My friend Ian recently launched a new project called Paramentics. Paramentics is a growing series of artwork for liturgical use. The prices are unbeatable, and the art itself is great.
I’ve been using the artwork of Steve Erspamer for the past few years. I appreciate the rich variety and unique style Erspamer brings. His work is so different than what people often see in self-produced church materials that it gets people to notice the art and, hopefully, to think about what the art is saying. However, some of Erspamer’s artwork can appear strange to certain people. For some, the faces look too contorted, or the fingers don’t look right. The scale between figures is sometimes downright odd. For lack of a better term, I’ll call this the “weird factor.” I hear about it from parishioners and fellow pastors from time to time. As far as I can tell, some of those qualities are by design, while others I assume are the result of the medium Erspamer used: cut paper. There is a certain irregularity that the medium brings. And that’s fine.
In contrast to Erpsamer, Ian’s work retains a certain quality of realism, but also uses enough abstraction to keep the “weird factor” down. The images are clear, concise, and striking. I don’t get a weird feeling looking at them. And here’s why.

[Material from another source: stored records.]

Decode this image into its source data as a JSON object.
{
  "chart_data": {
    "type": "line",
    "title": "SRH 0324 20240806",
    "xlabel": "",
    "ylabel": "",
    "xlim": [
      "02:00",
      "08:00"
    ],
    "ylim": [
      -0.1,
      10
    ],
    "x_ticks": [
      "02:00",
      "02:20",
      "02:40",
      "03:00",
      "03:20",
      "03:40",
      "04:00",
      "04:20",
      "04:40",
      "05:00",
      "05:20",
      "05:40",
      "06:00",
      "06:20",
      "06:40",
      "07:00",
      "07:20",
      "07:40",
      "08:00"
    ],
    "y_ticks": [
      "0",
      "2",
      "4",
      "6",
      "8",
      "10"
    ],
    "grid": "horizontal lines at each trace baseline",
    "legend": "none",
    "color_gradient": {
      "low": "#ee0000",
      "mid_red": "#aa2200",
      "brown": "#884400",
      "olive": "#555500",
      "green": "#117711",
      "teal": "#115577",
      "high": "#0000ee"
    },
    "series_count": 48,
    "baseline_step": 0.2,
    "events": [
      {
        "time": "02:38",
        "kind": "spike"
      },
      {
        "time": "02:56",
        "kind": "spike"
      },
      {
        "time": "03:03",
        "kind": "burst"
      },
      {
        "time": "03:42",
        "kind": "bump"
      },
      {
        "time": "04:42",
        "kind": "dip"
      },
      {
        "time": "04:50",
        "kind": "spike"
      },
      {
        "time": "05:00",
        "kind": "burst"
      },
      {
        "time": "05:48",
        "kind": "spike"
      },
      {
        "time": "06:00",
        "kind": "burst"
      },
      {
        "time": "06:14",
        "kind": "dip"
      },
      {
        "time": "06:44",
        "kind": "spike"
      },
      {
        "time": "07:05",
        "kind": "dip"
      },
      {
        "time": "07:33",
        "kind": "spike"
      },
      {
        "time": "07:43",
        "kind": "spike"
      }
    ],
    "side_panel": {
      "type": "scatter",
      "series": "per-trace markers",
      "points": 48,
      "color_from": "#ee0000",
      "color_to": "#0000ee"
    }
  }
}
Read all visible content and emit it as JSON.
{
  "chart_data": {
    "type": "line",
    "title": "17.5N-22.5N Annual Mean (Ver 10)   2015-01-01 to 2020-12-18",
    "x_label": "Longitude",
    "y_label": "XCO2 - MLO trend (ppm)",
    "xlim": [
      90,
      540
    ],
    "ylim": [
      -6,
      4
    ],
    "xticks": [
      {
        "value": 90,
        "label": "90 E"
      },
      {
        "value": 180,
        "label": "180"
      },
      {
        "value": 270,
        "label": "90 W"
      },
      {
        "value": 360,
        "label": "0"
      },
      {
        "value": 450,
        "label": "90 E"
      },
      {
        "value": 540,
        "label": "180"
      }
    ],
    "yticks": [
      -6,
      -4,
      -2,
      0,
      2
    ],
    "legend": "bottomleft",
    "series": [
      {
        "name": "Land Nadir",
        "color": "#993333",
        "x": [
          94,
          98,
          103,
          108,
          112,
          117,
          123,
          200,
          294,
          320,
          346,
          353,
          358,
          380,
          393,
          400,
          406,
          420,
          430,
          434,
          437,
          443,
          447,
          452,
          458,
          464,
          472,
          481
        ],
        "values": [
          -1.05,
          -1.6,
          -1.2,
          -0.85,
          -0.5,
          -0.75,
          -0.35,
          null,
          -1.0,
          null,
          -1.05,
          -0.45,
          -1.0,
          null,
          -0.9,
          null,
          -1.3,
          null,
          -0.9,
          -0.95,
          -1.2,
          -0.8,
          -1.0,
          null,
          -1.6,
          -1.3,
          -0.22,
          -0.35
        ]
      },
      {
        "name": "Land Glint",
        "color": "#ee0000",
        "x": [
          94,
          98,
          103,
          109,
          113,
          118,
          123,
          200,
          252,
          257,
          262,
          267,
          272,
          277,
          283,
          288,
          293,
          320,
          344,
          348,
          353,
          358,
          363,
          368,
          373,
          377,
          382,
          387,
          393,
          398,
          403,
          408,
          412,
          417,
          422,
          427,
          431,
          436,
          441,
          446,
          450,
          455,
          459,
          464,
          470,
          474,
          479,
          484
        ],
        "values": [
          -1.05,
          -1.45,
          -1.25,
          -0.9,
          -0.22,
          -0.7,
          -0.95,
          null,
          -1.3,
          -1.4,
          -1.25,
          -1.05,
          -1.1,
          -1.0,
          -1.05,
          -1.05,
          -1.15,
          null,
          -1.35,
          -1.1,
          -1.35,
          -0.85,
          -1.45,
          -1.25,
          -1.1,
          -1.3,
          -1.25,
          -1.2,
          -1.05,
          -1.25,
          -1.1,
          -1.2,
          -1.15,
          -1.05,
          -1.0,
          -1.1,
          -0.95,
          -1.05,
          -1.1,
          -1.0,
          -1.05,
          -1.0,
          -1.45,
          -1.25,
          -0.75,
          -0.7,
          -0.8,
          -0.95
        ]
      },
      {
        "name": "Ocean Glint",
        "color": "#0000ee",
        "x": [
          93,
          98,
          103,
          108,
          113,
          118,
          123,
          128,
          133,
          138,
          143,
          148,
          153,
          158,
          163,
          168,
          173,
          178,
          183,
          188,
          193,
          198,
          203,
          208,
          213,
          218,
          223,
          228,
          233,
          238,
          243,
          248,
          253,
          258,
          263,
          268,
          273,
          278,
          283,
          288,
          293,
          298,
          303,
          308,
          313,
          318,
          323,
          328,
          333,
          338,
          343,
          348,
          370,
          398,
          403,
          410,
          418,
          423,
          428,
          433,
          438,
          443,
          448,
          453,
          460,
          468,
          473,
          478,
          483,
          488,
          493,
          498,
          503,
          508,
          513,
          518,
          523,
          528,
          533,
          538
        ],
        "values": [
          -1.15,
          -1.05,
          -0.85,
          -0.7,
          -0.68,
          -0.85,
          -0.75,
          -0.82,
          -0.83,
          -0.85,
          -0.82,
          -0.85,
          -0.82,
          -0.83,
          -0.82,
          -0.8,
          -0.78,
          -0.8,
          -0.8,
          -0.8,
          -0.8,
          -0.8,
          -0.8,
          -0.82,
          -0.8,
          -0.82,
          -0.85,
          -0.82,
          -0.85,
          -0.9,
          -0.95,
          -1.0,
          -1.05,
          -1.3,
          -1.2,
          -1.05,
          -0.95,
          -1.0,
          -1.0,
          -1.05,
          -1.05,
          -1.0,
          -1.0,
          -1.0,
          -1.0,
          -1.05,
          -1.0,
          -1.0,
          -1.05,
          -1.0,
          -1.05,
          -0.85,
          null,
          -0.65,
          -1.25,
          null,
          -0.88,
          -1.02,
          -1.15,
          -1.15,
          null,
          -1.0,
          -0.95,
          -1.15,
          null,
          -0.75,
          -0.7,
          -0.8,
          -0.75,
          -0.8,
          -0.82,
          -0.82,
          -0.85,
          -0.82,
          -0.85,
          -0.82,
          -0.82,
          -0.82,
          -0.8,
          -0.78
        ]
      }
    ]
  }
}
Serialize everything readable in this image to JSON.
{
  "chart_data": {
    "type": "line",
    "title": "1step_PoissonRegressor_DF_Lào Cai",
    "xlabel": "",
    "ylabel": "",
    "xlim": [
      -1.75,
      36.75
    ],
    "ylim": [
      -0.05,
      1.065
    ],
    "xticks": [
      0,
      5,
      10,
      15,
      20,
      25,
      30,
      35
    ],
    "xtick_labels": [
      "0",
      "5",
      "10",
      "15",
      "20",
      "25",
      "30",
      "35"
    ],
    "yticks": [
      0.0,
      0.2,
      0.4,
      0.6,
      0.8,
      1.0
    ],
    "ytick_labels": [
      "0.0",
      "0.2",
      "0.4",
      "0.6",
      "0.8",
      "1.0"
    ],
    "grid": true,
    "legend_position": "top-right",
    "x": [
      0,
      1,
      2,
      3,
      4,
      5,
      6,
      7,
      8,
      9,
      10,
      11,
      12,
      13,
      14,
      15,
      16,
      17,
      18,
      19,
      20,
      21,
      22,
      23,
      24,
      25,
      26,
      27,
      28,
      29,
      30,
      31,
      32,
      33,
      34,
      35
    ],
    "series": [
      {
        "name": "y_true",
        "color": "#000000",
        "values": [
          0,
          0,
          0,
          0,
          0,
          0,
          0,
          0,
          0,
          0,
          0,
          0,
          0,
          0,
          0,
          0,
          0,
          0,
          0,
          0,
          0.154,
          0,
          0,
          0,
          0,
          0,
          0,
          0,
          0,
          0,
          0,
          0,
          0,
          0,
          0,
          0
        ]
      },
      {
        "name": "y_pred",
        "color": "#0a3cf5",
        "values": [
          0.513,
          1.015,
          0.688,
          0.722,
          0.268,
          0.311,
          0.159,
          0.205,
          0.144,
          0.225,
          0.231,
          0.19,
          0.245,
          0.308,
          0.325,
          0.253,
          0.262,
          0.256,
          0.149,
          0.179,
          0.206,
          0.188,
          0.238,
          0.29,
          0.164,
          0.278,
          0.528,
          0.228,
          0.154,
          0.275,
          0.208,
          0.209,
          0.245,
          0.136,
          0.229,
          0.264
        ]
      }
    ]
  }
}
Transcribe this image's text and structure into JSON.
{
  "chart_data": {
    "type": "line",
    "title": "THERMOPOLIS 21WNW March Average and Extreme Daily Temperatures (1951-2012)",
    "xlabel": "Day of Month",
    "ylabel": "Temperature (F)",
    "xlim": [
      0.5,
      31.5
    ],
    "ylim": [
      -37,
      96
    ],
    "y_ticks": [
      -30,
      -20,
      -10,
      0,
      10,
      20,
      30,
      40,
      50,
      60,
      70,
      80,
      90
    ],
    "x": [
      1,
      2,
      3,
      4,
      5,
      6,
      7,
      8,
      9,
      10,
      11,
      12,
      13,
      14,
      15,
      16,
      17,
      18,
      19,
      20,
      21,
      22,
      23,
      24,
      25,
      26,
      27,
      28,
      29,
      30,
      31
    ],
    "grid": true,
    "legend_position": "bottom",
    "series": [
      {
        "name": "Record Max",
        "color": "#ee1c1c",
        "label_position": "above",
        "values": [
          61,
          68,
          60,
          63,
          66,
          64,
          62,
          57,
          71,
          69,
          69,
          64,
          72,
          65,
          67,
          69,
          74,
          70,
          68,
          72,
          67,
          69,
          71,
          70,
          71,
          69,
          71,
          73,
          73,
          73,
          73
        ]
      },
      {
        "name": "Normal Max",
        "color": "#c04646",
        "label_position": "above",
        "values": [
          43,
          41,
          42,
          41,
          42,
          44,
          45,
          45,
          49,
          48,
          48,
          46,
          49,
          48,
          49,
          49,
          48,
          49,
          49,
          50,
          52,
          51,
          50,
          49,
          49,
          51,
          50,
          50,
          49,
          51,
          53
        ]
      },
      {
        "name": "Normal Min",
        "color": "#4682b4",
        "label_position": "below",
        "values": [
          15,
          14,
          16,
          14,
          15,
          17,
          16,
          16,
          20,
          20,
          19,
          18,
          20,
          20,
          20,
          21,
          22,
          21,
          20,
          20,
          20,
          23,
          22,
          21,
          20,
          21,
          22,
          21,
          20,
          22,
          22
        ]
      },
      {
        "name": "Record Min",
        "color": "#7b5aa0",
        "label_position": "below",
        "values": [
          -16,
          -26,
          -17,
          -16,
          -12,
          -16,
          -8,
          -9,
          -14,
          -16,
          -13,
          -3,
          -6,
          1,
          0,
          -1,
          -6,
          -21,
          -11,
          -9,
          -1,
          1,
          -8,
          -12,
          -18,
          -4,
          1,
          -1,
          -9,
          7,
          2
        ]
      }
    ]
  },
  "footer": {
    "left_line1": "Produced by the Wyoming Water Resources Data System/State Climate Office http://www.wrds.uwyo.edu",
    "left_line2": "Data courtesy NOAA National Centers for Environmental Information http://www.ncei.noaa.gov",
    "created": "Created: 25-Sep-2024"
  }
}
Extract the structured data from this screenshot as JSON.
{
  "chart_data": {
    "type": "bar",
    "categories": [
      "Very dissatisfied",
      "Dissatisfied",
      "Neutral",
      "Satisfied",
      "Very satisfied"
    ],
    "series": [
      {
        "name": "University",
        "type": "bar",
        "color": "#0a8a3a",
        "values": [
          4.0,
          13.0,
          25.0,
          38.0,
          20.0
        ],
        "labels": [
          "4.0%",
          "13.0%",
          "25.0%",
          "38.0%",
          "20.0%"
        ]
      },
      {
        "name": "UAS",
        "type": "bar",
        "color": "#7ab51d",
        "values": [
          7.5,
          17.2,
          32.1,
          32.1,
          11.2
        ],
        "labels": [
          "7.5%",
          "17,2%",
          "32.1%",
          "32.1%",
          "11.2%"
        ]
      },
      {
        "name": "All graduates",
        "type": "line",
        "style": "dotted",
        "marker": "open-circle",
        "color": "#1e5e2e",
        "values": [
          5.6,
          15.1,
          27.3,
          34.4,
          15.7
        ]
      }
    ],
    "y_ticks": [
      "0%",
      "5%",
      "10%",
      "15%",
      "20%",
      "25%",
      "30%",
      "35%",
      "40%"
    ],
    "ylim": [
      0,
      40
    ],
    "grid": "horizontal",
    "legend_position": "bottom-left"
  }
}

In Scott McCloud’s book, “Understanding Comics,” he explains the different levels of abstraction that visual art can take. He illustrates his point by talking about the way an artist can draw the human face. On the one end of the spectrum you have a drawing that preserves all the details of the human face. Such a drawing is concrete, and typically pertains to only one face. Not much room is left to the imagination. On the other end of the spectrum is the smiley face. There are no details in a smiley face, except for maybe the expression on the face. Such a drawing is an abstraction of the face down to its core essence. We must fill in virtually all of the details from our own mind.
“When we extract an image through cartooning, we’re not so much eliminating details as we are focusing on specific details. By stripping down an image to its essential ‘meaning’ an artist can amplify that meaning in a way that realistic art can’t.” (Scott McCloud, “Understanding Comics,” p. 30)
That’s a fascinating point, and I think that concept gets right to the heart of what makes Ian’s art different than Erpsamer’s. Ian’s artwork clearly thrives on an extra step of abstraction which allows him to focus on the “essential meaning” of the image. By abstracting things a little more, Ian’s work also reduces the “weird factor” by removing extraneous details. He focuses on core visual concepts, thus allowing the Christian to supply details with his or her own imagination.
The bold, modern, clear, and iconic artwork from Paramentics is, I think, a wonderful direction to see liturgical art going. It’s not cheesy clip art from big stock services. It’s also not too weighty for the average person in the pew. It’s clean, attractive, and focuses on simple truths.
I’m planning on using these for my bulletin covers as much as possible. I’m sure I’ll supplement them with some of my favorite Erspamer art, but these pieces, as long as they keep coming, will be the focal point of the worship folders at my congregation for the year to come.